This one is standard type family stuckness. Because t and m are type variables, GHC waffles on solving the Insert constraint. In this case it would probably be fine, because the kinds are apart, but imagine Insert (Monad m) (Insert (Monad n) Empty). When m ~ n, this is a type set with only one element, but when m /~ n, it has two. As long as they're variables, GHC doesn't know which one to pick, and so it holds off, waiting for the type variables to be instantiated.

I think you can work around this by implementing your desired constraint as a typeclass.

timoffex commented 3 years ago

I learn new things about the type checker every day. This behavior makes sense. Thanks for explaining!

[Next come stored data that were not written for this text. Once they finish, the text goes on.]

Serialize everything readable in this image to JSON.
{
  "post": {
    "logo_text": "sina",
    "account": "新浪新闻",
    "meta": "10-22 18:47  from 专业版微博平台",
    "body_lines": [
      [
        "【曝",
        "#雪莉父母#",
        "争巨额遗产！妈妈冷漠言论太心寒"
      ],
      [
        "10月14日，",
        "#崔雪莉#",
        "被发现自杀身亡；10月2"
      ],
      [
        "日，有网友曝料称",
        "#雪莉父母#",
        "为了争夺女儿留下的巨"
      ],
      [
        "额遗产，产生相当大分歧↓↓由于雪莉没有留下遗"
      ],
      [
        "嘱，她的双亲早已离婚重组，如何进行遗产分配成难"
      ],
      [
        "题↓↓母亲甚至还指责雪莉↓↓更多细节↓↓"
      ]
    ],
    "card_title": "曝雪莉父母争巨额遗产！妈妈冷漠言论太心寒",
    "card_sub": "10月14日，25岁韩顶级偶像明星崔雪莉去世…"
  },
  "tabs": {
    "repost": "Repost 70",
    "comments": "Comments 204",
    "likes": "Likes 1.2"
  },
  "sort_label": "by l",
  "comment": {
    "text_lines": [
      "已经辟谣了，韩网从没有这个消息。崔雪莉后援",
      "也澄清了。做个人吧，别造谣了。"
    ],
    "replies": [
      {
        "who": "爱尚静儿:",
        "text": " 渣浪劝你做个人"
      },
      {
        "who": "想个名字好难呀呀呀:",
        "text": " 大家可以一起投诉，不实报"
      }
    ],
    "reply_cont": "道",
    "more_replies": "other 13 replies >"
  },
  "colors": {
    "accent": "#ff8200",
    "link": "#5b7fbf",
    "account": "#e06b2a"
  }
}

I’ll consider the type class approach. I also realized that I could use a sorted type list to get a type “set” with equality, which might be good enough for my purposes.

In terms of implementing equality for TypeSet, I think a necessary condition is to keep its constructors private. For example, the structure of an HSet depends on the structure of its TypeSet, so if we were to declare two TypeSets equal based only on contents, then we could write

hset :: X -> Y -> HSet (Branch X Empty (Branch Y Empty Empty))
hset x y = HBranch x HEmpty (HBranch y HEmpty HEmpty)

getXY :: HSet (Branch Y (Branch X Empty Empty) Empty) -> (X, Y)
getXY (HBranch y (HBranch x _ _) _) = (x, y)

-- Typechecks but the pattern match is wrong
getXY (hset x y)

Maybe one could define TypeSet with private constructors and with some helper type families like ToAscList :: TypeSet k -> [k]. I'm not sure whether HSet would still be possible to define though.

I'll close this issue because you answered both of my questions. I'll think more about this if I come up with a use-case for TypeSet equality that works without pattern-matching on its constructors. Thanks for the help!

(also, I basically learned Haskell throughout 2019 from your Reasonably Polymorphic blog, so thanks a lot for creating it!)

isovector commented 3 years ago

I’ll consider the type class approach. I also realized that I could use a sorted type list to get a type “set” with equality, which might be good enough for my purposes.

That sounds like the more straightforward approach, given what you've said about your problem. Sorry this weird project of mine took you for a few days' ride!

(also, I basically learned Haskell throughout 2019 from your Reasonably Polymorphic blog, so thanks a lot for creating it!)

Comments like these make the whole blog worthwhile <3